店頭で無人販売しておりますのでよろしくお願い致します。




利用者からの投稿



[認知症]

 今年84歳になる母親が、「認知症」になった。

 今更だが、もっと早く病院、しかるべき所に相談しに行けば、認知症の進行を少しでも遅れさせられたのかなと、少し後悔している。

 とは言え、以前から、その傾向があったかと言うと微妙で、去年友人に会いに、数年ぶりに京都まで一人で行ったり、都内、有楽町、東京駅など友人と待ち合わせも、家族の心配はよそに、難なく?こなしていた様に見えた。

 20数年、都内某図書館でやっていた「点訳ボランティア」の仕事、自分が、まさか「BLINDになるとは夢にも思わなかったが、母親が点字の校正「点訳」をしていたので「点字」の存在は良く知っていた。その仕事も引退し、これまた20数年やっていた「ホームヘルパー」の仕事。80歳過ぎても「依頼があれば続けたい。」と言っていた、ある意味「生きがい」に感じていた仕事だったが、3年前に、自宅でコードに引っかかり転倒。外傷は少々あったものの、一週間程、検査入院して無事退院したが、自宅で転倒する人なんて雇いたくない気持ちも分かるが、仕事を辞めなくてはいけなくなった。要するに「くび」。自分の不注意とは言え悔しがっていたのを良く覚えている。それを機に、大好きだったオートバイ(原付ね)を乗るのも止めた。「還暦」過ぎて免許を取り、家族の心配はよそに、どこでも「最低速度」で、出かけていたが、乗るのを止めた、一挙に、色々自信が無くなって来た様だった。この頃から、「異変」が始まっていたのかもしれないと、今は思っている。

 今年になって、割と使えていた「スマホ」が使えなくなり、買い物に行って、(迷子?)帰って来るのに時間がかかったり、洗濯機の使い方を「忘れた」とか言い出す事もあったが、良くある「物忘れ」だと思い、いや、そう思いたかったのが正直な気持ちだった。

 4月に入ってからは、単なる「物忘れ」ではすまない事に。

 「ホームヘルパー」の仕事をしていた事を思い出すのか?洗濯、洗い物等など台所仕事が終わると、「終わりましたので、帰ります。」と言い出し身支度をして出て行こうとする。自分の事は「息子」として認識している様だが、父親の事は「利用者」と「夫」と、いったり来たりしているみたいだった。

 区役所に相談しに行き、「地域ケアプラザ」を紹介され、そこで指定された病院に行き、検査をして「担当医」を決めなくてはいけないとの事。病院に中々行ってくれず、一度は当日キャンセル、二度目で何とか行ってくれたが、その間、朝方、家を出て行ってしまい、二度ほど、警察に捜索をお願いする事もあった。

 その頃から現在、もう母親を家に一人で置いて置く事は出来なくなった。母親が外に出てしまったり、散歩がしたくなっても、「BLIND」の自分は、一緒に歩いて上げる事すら出来ない、何も出来ないんだと痛感した。
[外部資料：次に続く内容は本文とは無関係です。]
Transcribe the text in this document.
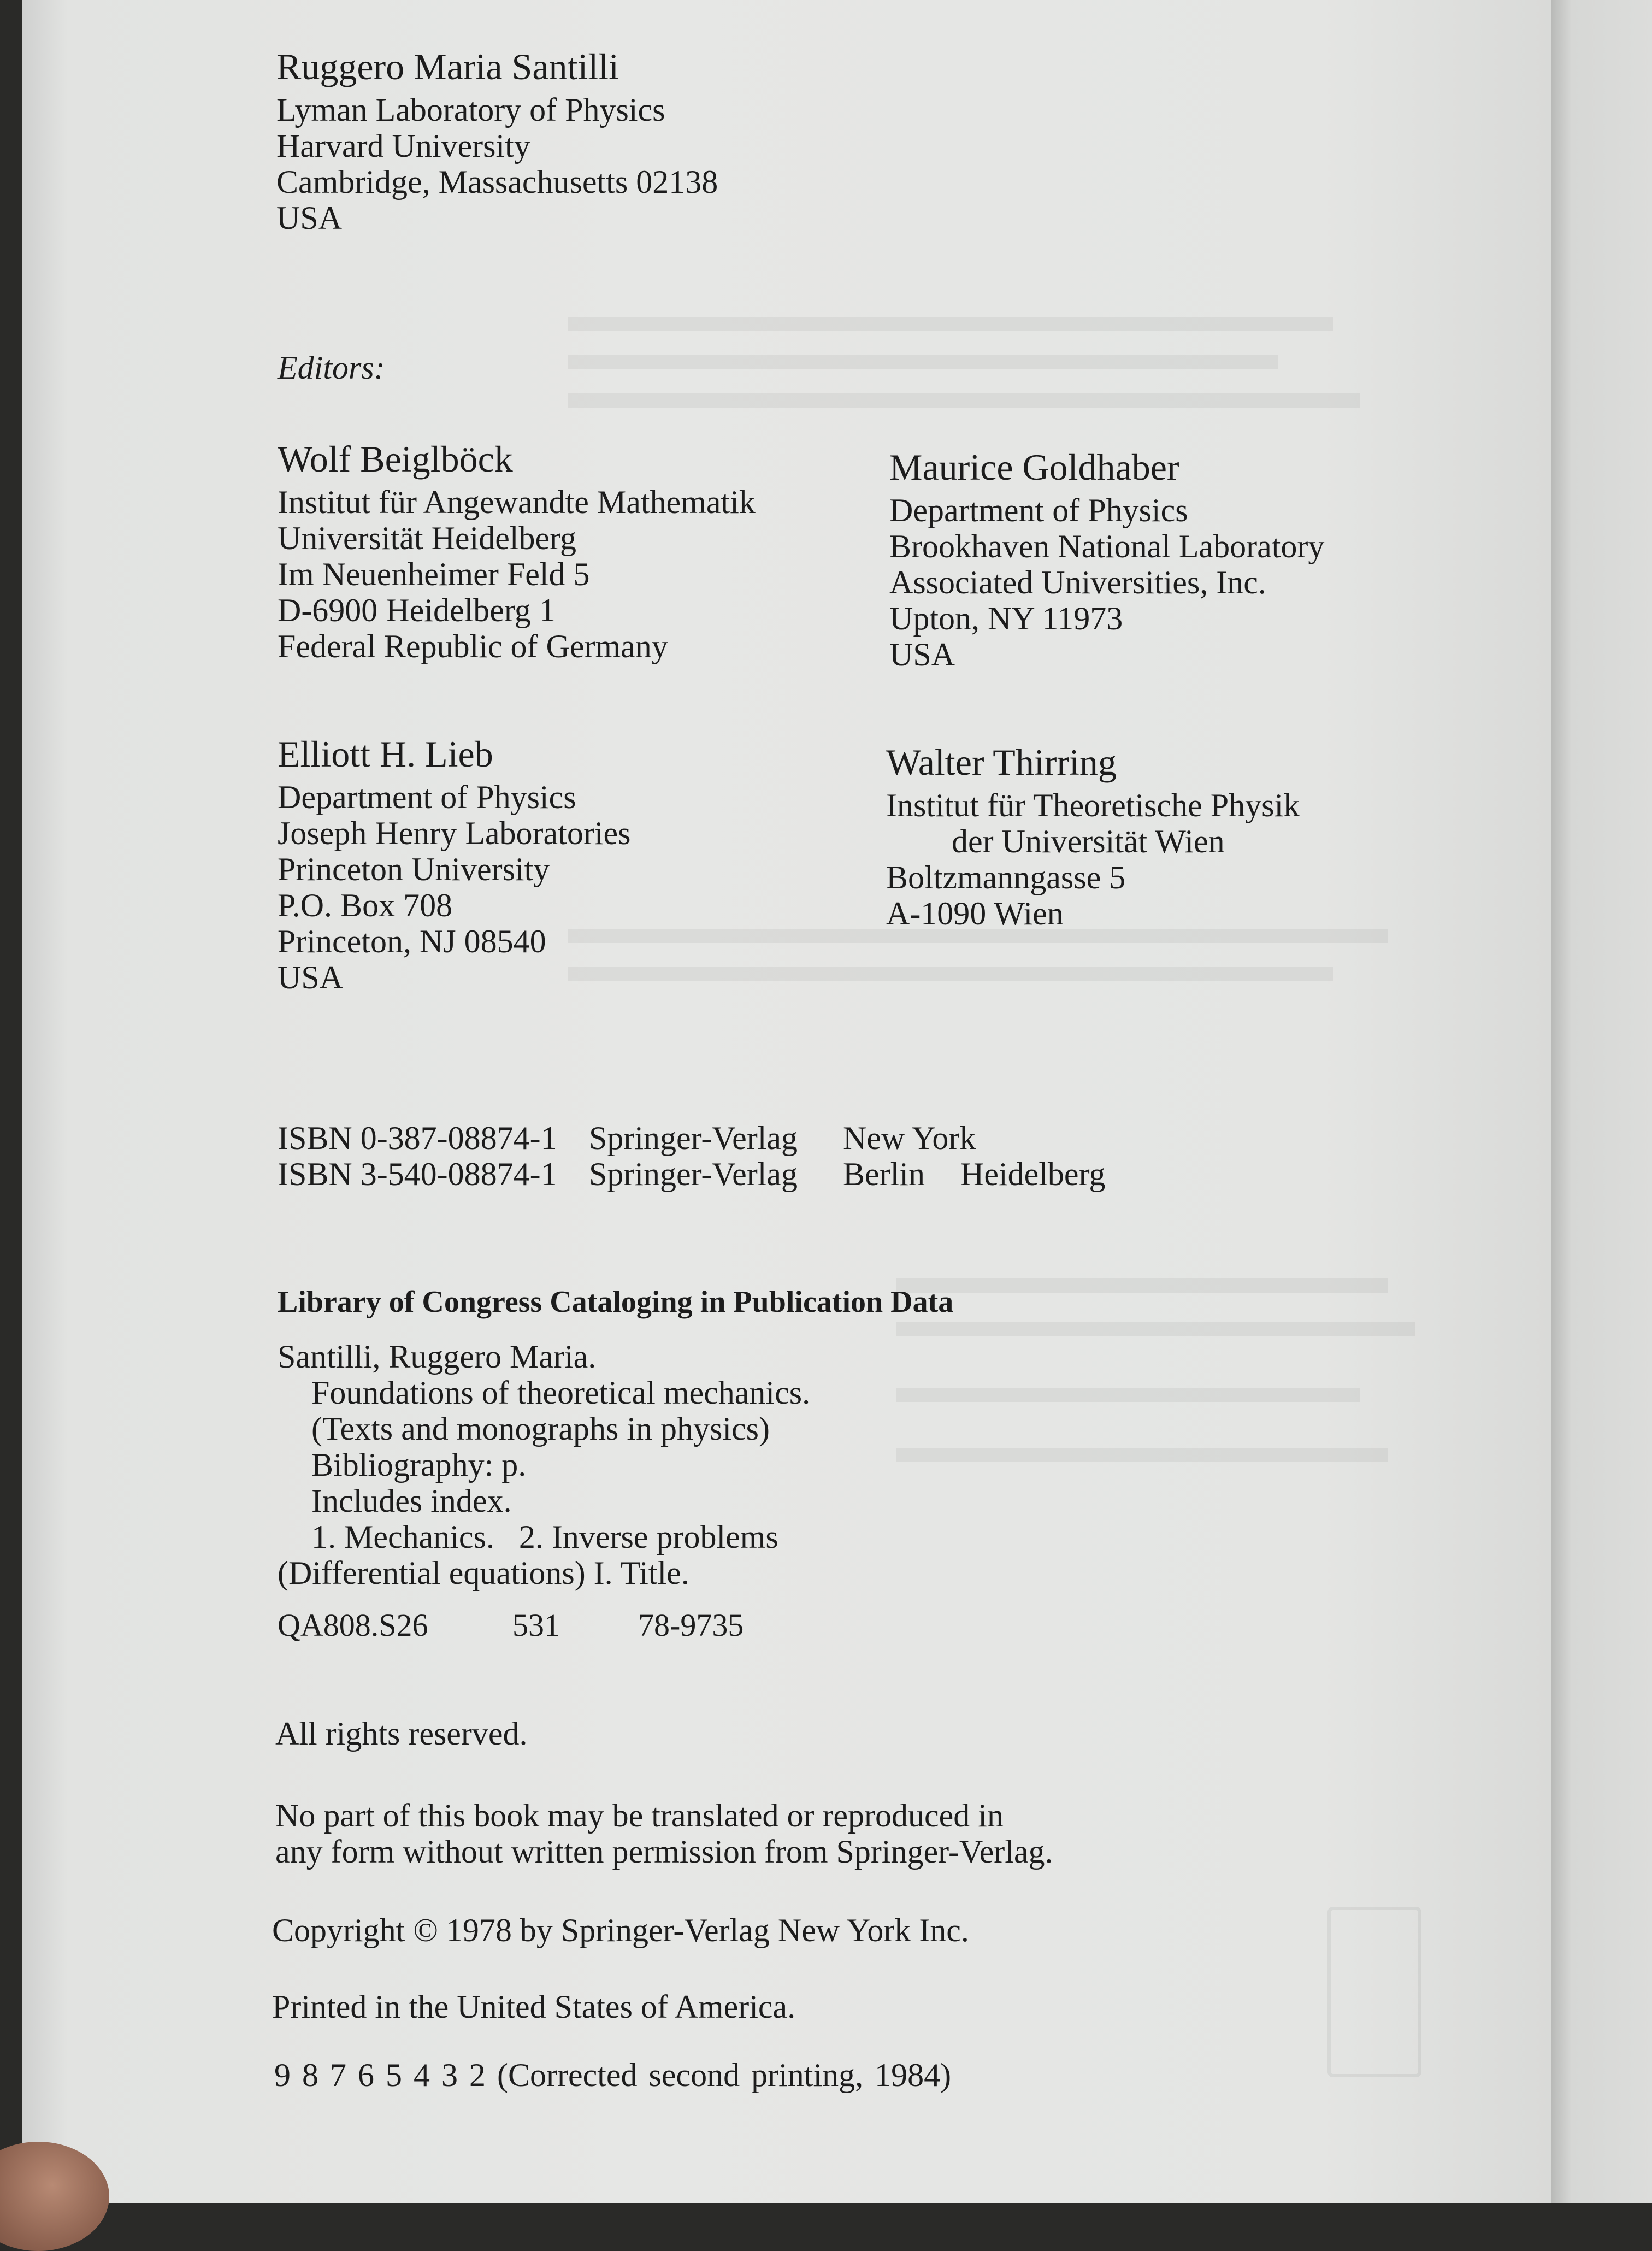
Ruggero Maria Santilli
Lyman Laboratory of Physics
Harvard University
Cambridge, Massachusetts 02138
USA
Editors:
Wolf Beiglböck
Institut für Angewandte Mathematik
Universität Heidelberg
Im Neuenheimer Feld 5
D-6900 Heidelberg 1
Federal Republic of Germany
Maurice Goldhaber
Department of Physics
Brookhaven National Laboratory
Associated Universities, Inc.
Upton, NY 11973
USA
Elliott H. Lieb
Department of Physics
Joseph Henry Laboratories
Princeton University
P.O. Box 708
Princeton, NJ 08540
USA
Walter Thirring
Institut für Theoretische Physik
der Universität Wien
Boltzmanngasse 5
A-1090 Wien
ISBN 0-387-08874-1 Springer-Verlag	New York
ISBN 3-540-08874-1 Springer-Verlag	Berlin	Heidelberg
Library of Congress Cataloging in Publication Data
Santilli, Ruggero Maria.
Foundations of theoretical mechanics.
(Texts and monographs in physics)
Bibliography: p.
Includes index.
1. Mechanics.   2. Inverse problems
(Differential equations) I. Title.
QA808.S26	531	78-9735
All rights reserved.
No part of this book may be translated or reproduced in
any form without written permission from Springer-Verlag.
Copyright © 1978 by Springer-Verlag New York Inc.
Printed in the United States of America.
9 8 7 6 5 4 3 2 (Corrected second printing, 1984)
 指定病院の「担当医」が決まり、区役所に書類が提出でき、そこから約2週間程で、区役所の「ケースワーカー」が自宅に来て、母親の面接、認知度の検査をしに来た。名前、生年月日、住所、今日の日付等、映画だったか見た事があるが、ケースワーカーが色々、質問していき、体の動きも見ていった。その様子を横で見ていた、いや、聴いていたが、ここまで進んでいるのかと改めて思い、愕然とした。母親の「異変」に気が付いた友人達が、随分、訪ねて来てくれたが、その中でも「中学生」の頃からの「親友」との会話が、何とも。「最近、何だか急に、頭がおかしくなるのよね。」何とか母親は正気?を保とうとしながら、久しぶりの友人との会話を、楽しんでいる様だった。友人も「私も、そうよ!もう、お互い年なんだからね。」と言い、涙をこらえながら、抱きしめての会話を聞いていたら、思わず自分も涙が止まらなくなってしまった。

 そこから一か月後に、区役所から「介護度」が決まり、「介護保険」を使ったサービスが使える様になった。書類が届き「地域ケアプラザ」に相談、こちらの要望を伝え「ケアマネージャー」と契約した。希望の「DAYサービス」をいくつかピックアップしてもらい、その中から、良いんじゃないか?と思う所に、「BLIND」の自分も一緒に見学に行き、現在、週に何日か「DAYサービス」にお世話になり始めた。何とか気分よく?行ってくれている様だと思う。

 この間、約3か月か、「介護」をしている友人、その他いろいろな人に聞いてはいたが、こんなに大変だとは。自分の時間が、ここまで制限されてしまうとは思わなかった。とりあえず、今は一息ついたところ。新たに考えなくてはいけない事も出てきそうだ。

 当面の悩み?は、母親が時折、自分に「あなた、目が悪いの?」と聞いてくること。息子が「視覚障碍者」になった事を忘れている様だ。何となく「目が見えなくなった。」と、改めて母親には言いにくい。何て答えれば良いのだろうか?